AMENDED AND RESTATED
ACCOUNTING AND BOOKKEEPING AGREEMENT
This Agreement is made the 1st day of November, 2003, by and between
COLUMBIA FUNDS TRUST VIII, COLUMBIA FUNDS TRUST IX and COLUMBIA FUNDS TRUST XI,
each a Massachusetts business trust (each hereinafter referred to as a "Trust"
and collectively as the "Trusts") and COLUMBIA MANAGEMENT ADVISORS, INC.
("Columbia Management"), an Oregon corporation.
1. Appointment. Each Trust hereby appoints Columbia Management to act as
its agent to perform the services described herein with respect to each series
of shares of the Trust (the "Series") identified in and beginning on the date
specified on Appendix I to this Agreement, as may be amended from time to time.
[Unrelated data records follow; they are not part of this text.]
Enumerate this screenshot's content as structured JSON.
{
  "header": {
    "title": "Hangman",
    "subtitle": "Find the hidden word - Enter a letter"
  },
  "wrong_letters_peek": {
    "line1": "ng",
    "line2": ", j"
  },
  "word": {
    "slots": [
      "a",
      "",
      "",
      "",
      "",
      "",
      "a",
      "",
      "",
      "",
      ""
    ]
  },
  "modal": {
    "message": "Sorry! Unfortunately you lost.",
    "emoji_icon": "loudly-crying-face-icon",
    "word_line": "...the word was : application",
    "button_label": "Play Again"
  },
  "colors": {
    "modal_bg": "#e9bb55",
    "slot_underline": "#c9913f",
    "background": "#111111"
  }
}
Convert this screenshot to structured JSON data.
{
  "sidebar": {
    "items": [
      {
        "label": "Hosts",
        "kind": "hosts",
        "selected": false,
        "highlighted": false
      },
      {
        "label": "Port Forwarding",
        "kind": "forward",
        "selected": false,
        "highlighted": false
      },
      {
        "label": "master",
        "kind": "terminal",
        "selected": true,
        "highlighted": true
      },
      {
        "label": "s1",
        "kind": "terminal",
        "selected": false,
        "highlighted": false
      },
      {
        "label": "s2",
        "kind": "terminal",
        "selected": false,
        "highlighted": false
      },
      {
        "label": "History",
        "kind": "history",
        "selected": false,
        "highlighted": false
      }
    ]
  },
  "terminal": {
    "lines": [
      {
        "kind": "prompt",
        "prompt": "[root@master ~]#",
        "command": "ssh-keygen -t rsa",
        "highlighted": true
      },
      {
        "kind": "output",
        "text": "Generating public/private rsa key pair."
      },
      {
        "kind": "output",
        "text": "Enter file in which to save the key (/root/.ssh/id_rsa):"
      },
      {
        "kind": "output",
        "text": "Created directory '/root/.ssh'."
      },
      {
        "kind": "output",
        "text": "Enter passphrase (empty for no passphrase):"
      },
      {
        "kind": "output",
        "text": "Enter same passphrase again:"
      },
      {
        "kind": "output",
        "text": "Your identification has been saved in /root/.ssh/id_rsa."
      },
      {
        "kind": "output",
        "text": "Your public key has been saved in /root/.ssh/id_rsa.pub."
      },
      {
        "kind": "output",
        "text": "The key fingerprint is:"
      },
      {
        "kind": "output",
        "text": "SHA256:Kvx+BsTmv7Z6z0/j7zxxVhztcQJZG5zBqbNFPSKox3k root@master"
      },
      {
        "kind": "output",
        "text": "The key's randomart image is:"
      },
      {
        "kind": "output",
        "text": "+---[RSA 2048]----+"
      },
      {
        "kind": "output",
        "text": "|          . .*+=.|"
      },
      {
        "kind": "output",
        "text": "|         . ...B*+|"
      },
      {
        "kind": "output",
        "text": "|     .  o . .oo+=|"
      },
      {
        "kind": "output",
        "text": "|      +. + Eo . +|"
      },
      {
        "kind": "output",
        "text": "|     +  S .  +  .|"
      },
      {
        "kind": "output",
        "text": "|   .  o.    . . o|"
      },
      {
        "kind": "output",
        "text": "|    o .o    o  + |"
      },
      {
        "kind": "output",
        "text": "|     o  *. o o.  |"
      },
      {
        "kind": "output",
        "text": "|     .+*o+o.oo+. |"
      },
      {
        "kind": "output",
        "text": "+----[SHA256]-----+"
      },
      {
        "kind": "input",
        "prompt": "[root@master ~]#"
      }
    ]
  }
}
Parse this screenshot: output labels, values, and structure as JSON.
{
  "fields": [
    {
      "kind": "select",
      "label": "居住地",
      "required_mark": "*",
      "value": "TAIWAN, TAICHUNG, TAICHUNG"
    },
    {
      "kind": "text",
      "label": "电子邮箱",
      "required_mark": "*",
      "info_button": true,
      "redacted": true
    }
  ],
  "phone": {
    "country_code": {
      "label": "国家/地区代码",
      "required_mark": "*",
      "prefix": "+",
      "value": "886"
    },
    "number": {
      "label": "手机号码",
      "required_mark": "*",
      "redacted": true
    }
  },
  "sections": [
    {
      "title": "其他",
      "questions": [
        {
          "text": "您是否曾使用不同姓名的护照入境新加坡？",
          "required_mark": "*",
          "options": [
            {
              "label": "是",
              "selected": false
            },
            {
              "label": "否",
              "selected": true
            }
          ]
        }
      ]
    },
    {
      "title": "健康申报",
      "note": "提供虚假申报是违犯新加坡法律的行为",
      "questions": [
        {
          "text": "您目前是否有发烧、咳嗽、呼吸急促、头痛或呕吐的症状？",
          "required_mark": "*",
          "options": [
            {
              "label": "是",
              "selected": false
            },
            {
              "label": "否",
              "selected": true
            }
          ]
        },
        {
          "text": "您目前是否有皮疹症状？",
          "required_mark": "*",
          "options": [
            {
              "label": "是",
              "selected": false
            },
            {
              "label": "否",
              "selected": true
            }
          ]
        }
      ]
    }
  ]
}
Columbia Management hereby accepts appointment as each Trust's agent and agrees
to perform the services described herein.
2. Accounting.
(a) Pricing. For each Series of each Trust, Columbia Management
shall value all securities and other assets of the Series, and
compute the net asset value per share of such Series, at such
times and dates and in the manner and by such methodology as
is specified in the then currently effective prospectus and
statement of additional information for such Series, and
pursuant to such other written procedures or instructions
furnished to Columbia Management by the Trust. To the extent
procedures or instructions used to value securities or other
assets of a Series under this Agreement are at any time
inconsistent with any applicable law or regulation, the Trust
shall provide Columbia Management with written instructions
for valuing such securities or assets in a manner which the
Trust represents to be consistent with applicable law and
regulation.
(b) Net Income. Columbia Management shall calculate with such
frequency as each Trust shall direct, the net income of each
Series of the Trust for dividend purposes and on a per share
basis. Such calculation shall be at such times and dates and
in such manner as the Trust shall instruct Columbia Management
in writing. For purposes of such calculation, Columbia
Management shall not be responsible for determining whether
any dividend or interest accruable to the Trust is or will be
actually paid, but will accrue such dividend and interest
unless otherwise instructed by the Trust.
(c) Capital Gains and Losses. Columbia Management shall calculate
gains or losses of each Series of each Trust from the sale or
other disposition of assets of that Series as the Trust shall
direct.
(d) Yields. At the request of a Trust, Columbia Management shall
compute yields for each Series of the Trust for such periods
and using such formula as shall be instructed by the Trust.
(e) Communication of Information. Columbia Management shall
provide each Trust, the Trust's transfer agent and such other
parties as directed by the Trust with the net asset value per
share, the net income per share and yields for each Series of
the Trust at such time and in such manner and format and with
such frequency as the parties mutually agree.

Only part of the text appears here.